COMPLEX INTRACELLULAR SIGNAL-TRANSDUCTION REGULATES TISSUE-PLASMINOGEN ACTIVATOR (T-PA) AND PLASMINOGEN-ACTIVATOR INHIBITOR TYPE-1 (PAI-1) SYNTHESIS IN CULTURED HUMAN UMBILICAL VEIN ENDOTHELIUM

Endothelial cells are central in fibrinolysis because of their high production of both activators (t-PA, uPA) and inhibitors (PAI-1). The t-PA and PAI-1 synthesis could be regulated by signals transduction at several cellular levels. The purpose of this in vitro study, on cultured endothelial cells, was to explore the receptor/second messenger regulation of the t-PA and PAI-1 synthesis. Quiescent confluent human umbilical vein endothelial cells, cultured in passage 1, were exposed to different test substances. Samples from the conditioned medium were collected after 16 and 24 h and analysed for t-PA and PAI-1 antigen. All data presented were related to the data from control dishes (=100%), in the same experiment. The results from the present study (mean +/-95% confidence interval) demonstrated the following. (1) Forskolin, with a documented direct cAMP-inducing effect, decreased the basal PAI-1 production to 61+/-15%, and Na-nitroprusside, with a documented cGMP-inducing effect, increased the basal PAI-1 production to 141+/-38% without affecting the basal t-PA production.

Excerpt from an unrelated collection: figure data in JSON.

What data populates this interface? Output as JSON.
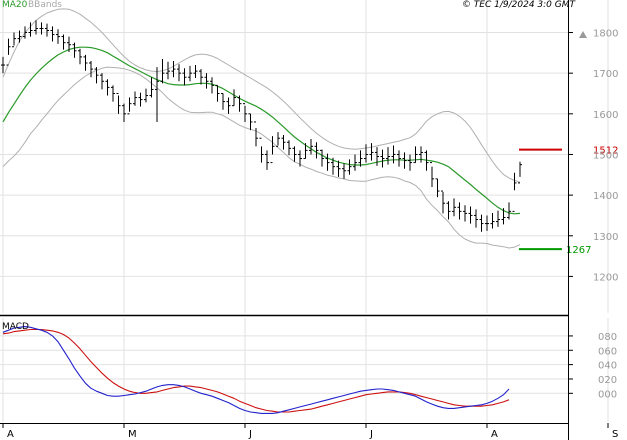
{
  "header": {
    "ma_label": "MA20",
    "bb_label": "BBands",
    "source": "© TEC 1/9/2024 3:0 GMT"
  },
  "colors": {
    "ma": "#2a9a2a",
    "bbands": "#b0b0b0",
    "price": "#000000",
    "resistance": "#cc0000",
    "support": "#009900",
    "macd": "#2222cc",
    "signal": "#cc1111",
    "grid": "#e2e2e2"
  },
  "chart_data": [
    {
      "type": "ohlc",
      "panel": "price",
      "title": "",
      "x_tick_labels": [
        "A",
        "M",
        "J",
        "J",
        "A",
        "S"
      ],
      "x_tick_index": [
        0,
        22,
        44,
        66,
        88,
        110
      ],
      "y_ticks": [
        1200,
        1300,
        1400,
        1500,
        1600,
        1700,
        1800
      ],
      "ylim": [
        1110,
        1880
      ],
      "grid": true,
      "levels": [
        {
          "name": "resistance",
          "value": 1512,
          "label": "1512"
        },
        {
          "name": "support",
          "value": 1267,
          "label": "1267"
        }
      ],
      "series": [
        {
          "name": "MA20",
          "values": [
            1580,
            1603,
            1624,
            1645,
            1665,
            1683,
            1698,
            1712,
            1724,
            1735,
            1745,
            1752,
            1758,
            1762,
            1764,
            1764,
            1763,
            1760,
            1756,
            1750,
            1742,
            1734,
            1726,
            1718,
            1711,
            1704,
            1697,
            1690,
            1684,
            1679,
            1674,
            1672,
            1671,
            1671,
            1672,
            1674,
            1675,
            1675,
            1673,
            1668,
            1662,
            1654,
            1646,
            1638,
            1631,
            1625,
            1619,
            1611,
            1602,
            1592,
            1580,
            1568,
            1555,
            1543,
            1533,
            1523,
            1514,
            1505,
            1498,
            1491,
            1486,
            1481,
            1478,
            1475,
            1474,
            1474,
            1475,
            1478,
            1481,
            1484,
            1486,
            1487,
            1487,
            1486,
            1486,
            1487,
            1488,
            1486,
            1484,
            1481,
            1476,
            1470,
            1459,
            1448,
            1437,
            1426,
            1414,
            1403,
            1392,
            1380,
            1370,
            1362,
            1356,
            1354,
            1355
          ]
        },
        {
          "name": "BBands upper",
          "values": [
            1690,
            1722,
            1752,
            1779,
            1800,
            1815,
            1830,
            1840,
            1848,
            1853,
            1857,
            1858,
            1857,
            1852,
            1845,
            1835,
            1825,
            1813,
            1800,
            1785,
            1770,
            1755,
            1741,
            1729,
            1720,
            1713,
            1708,
            1705,
            1704,
            1706,
            1710,
            1717,
            1725,
            1733,
            1740,
            1745,
            1747,
            1746,
            1742,
            1736,
            1728,
            1720,
            1712,
            1704,
            1696,
            1688,
            1680,
            1672,
            1664,
            1654,
            1643,
            1631,
            1618,
            1604,
            1590,
            1577,
            1564,
            1552,
            1542,
            1533,
            1526,
            1520,
            1516,
            1514,
            1513,
            1514,
            1516,
            1518,
            1521,
            1524,
            1527,
            1530,
            1533,
            1537,
            1541,
            1550,
            1565,
            1582,
            1593,
            1600,
            1605,
            1606,
            1602,
            1594,
            1582,
            1566,
            1546,
            1524,
            1503,
            1483,
            1465,
            1451,
            1442,
            1436,
            1432
          ]
        },
        {
          "name": "BBands lower",
          "values": [
            1470,
            1484,
            1496,
            1511,
            1530,
            1551,
            1566,
            1584,
            1600,
            1617,
            1633,
            1646,
            1659,
            1672,
            1683,
            1693,
            1701,
            1707,
            1712,
            1715,
            1714,
            1713,
            1711,
            1707,
            1702,
            1695,
            1686,
            1675,
            1664,
            1652,
            1638,
            1627,
            1617,
            1609,
            1604,
            1603,
            1603,
            1604,
            1604,
            1600,
            1596,
            1588,
            1580,
            1572,
            1566,
            1562,
            1558,
            1550,
            1540,
            1530,
            1517,
            1505,
            1492,
            1482,
            1476,
            1469,
            1464,
            1458,
            1454,
            1449,
            1446,
            1442,
            1440,
            1436,
            1435,
            1434,
            1434,
            1438,
            1441,
            1444,
            1445,
            1444,
            1441,
            1435,
            1431,
            1424,
            1411,
            1390,
            1375,
            1362,
            1347,
            1334,
            1316,
            1302,
            1292,
            1286,
            1282,
            1282,
            1281,
            1277,
            1275,
            1273,
            1270,
            1272,
            1278
          ]
        },
        {
          "name": "Close",
          "values": [
            1720,
            1765,
            1785,
            1790,
            1800,
            1805,
            1810,
            1810,
            1805,
            1795,
            1790,
            1775,
            1770,
            1755,
            1740,
            1725,
            1710,
            1695,
            1680,
            1665,
            1650,
            1620,
            1600,
            1625,
            1640,
            1635,
            1645,
            1660,
            1680,
            1700,
            1705,
            1710,
            1700,
            1690,
            1700,
            1705,
            1690,
            1680,
            1670,
            1650,
            1630,
            1620,
            1640,
            1625,
            1600,
            1580,
            1540,
            1500,
            1480,
            1520,
            1540,
            1530,
            1515,
            1500,
            1490,
            1510,
            1520,
            1510,
            1490,
            1480,
            1470,
            1465,
            1460,
            1470,
            1480,
            1490,
            1500,
            1505,
            1495,
            1490,
            1495,
            1500,
            1490,
            1485,
            1480,
            1500,
            1505,
            1480,
            1440,
            1410,
            1380,
            1360,
            1370,
            1360,
            1355,
            1350,
            1340,
            1330,
            1330,
            1335,
            1340,
            1345,
            1360,
            1430,
            1475
          ]
        },
        {
          "name": "High",
          "values": [
            1740,
            1785,
            1800,
            1805,
            1815,
            1825,
            1830,
            1825,
            1822,
            1815,
            1808,
            1795,
            1790,
            1775,
            1760,
            1745,
            1730,
            1715,
            1700,
            1685,
            1670,
            1645,
            1625,
            1640,
            1655,
            1652,
            1662,
            1690,
            1715,
            1735,
            1728,
            1730,
            1722,
            1712,
            1718,
            1720,
            1710,
            1700,
            1690,
            1670,
            1650,
            1640,
            1660,
            1645,
            1620,
            1600,
            1565,
            1520,
            1510,
            1545,
            1555,
            1548,
            1535,
            1520,
            1510,
            1528,
            1538,
            1530,
            1512,
            1502,
            1492,
            1485,
            1478,
            1488,
            1500,
            1510,
            1525,
            1528,
            1518,
            1512,
            1518,
            1522,
            1510,
            1505,
            1500,
            1520,
            1520,
            1510,
            1470,
            1440,
            1408,
            1385,
            1392,
            1382,
            1375,
            1372,
            1365,
            1352,
            1350,
            1356,
            1362,
            1368,
            1382,
            1455,
            1482
          ]
        },
        {
          "name": "Low",
          "values": [
            1700,
            1745,
            1768,
            1775,
            1785,
            1790,
            1795,
            1795,
            1790,
            1778,
            1772,
            1758,
            1752,
            1738,
            1722,
            1706,
            1690,
            1675,
            1660,
            1645,
            1630,
            1600,
            1580,
            1605,
            1620,
            1618,
            1628,
            1640,
            1580,
            1675,
            1685,
            1690,
            1680,
            1670,
            1680,
            1688,
            1672,
            1662,
            1650,
            1630,
            1610,
            1600,
            1620,
            1605,
            1580,
            1560,
            1520,
            1480,
            1462,
            1500,
            1522,
            1512,
            1498,
            1482,
            1470,
            1490,
            1500,
            1490,
            1470,
            1460,
            1450,
            1445,
            1440,
            1450,
            1460,
            1470,
            1480,
            1485,
            1472,
            1468,
            1475,
            1478,
            1470,
            1465,
            1460,
            1480,
            1480,
            1460,
            1420,
            1395,
            1355,
            1340,
            1348,
            1340,
            1335,
            1330,
            1320,
            1310,
            1312,
            1318,
            1322,
            1328,
            1340,
            1412,
            1445
          ]
        }
      ]
    },
    {
      "type": "line",
      "panel": "macd",
      "title": "MACD",
      "y_ticks": [
        0,
        20,
        40,
        60,
        80
      ],
      "y_tick_labels": [
        "000",
        "020",
        "040",
        "060",
        "080"
      ],
      "ylim": [
        -40,
        105
      ],
      "grid": true,
      "series": [
        {
          "name": "MACD",
          "values": [
            85,
            88,
            91,
            92,
            93,
            92,
            90,
            88,
            85,
            80,
            72,
            60,
            48,
            35,
            24,
            14,
            7,
            3,
            0,
            -3,
            -4,
            -4,
            -3,
            -2,
            -1,
            1,
            3,
            6,
            9,
            11,
            12,
            12,
            11,
            9,
            6,
            3,
            0,
            -2,
            -4,
            -7,
            -10,
            -13,
            -17,
            -21,
            -24,
            -26,
            -27,
            -28,
            -28,
            -28,
            -27,
            -25,
            -23,
            -21,
            -19,
            -17,
            -15,
            -13,
            -11,
            -9,
            -7,
            -5,
            -3,
            -1,
            1,
            3,
            4,
            5,
            6,
            6,
            5,
            4,
            2,
            0,
            -2,
            -4,
            -8,
            -12,
            -15,
            -18,
            -20,
            -21,
            -21,
            -20,
            -19,
            -18,
            -17,
            -16,
            -14,
            -11,
            -7,
            -2,
            6
          ]
        },
        {
          "name": "Signal",
          "values": [
            83,
            84,
            86,
            87,
            88,
            89,
            89,
            89,
            88,
            87,
            85,
            82,
            77,
            70,
            62,
            53,
            44,
            36,
            28,
            21,
            15,
            10,
            6,
            3,
            1,
            0,
            0,
            1,
            2,
            4,
            6,
            8,
            9,
            10,
            10,
            9,
            8,
            6,
            4,
            2,
            -1,
            -4,
            -7,
            -11,
            -14,
            -17,
            -20,
            -22,
            -24,
            -25,
            -26,
            -26,
            -26,
            -25,
            -24,
            -23,
            -22,
            -20,
            -18,
            -16,
            -14,
            -12,
            -10,
            -8,
            -6,
            -4,
            -2,
            -1,
            0,
            1,
            2,
            2,
            2,
            1,
            0,
            -2,
            -4,
            -6,
            -8,
            -10,
            -12,
            -14,
            -16,
            -17,
            -18,
            -18,
            -18,
            -18,
            -17,
            -16,
            -14,
            -12,
            -9
          ]
        }
      ]
    }
  ]
}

The surface receptor agonists isoprenalin or ephedrine, which indirectly affect adenylate cyclase, had no effect on t-PA or PAI-1 production. (2) Phorbolester (PMA), which directly activates proteinkinase C (PKC), increased the basal t-PA and PAI-1 production to 350+/-71%, and 163+/-35% respectively. (3) Thrombin, but not endothelin-1 (ET-1), increased the basal t-PA and PAI-1 production to 195+/-34% and 136+/-18%, respectively, indicating an PKC-mediated thrombin effect. (4) Endotoxin increased both the basal t-PA and PAI-1 production to 130+/-20% and 136+/-30%, respectively. These data indicated that various stimuli involve different pathways e.g. cAMP, cGMP and PKC. Pharmacological interference with the regulation of t-PA and PAI-1 must take this complexity into account.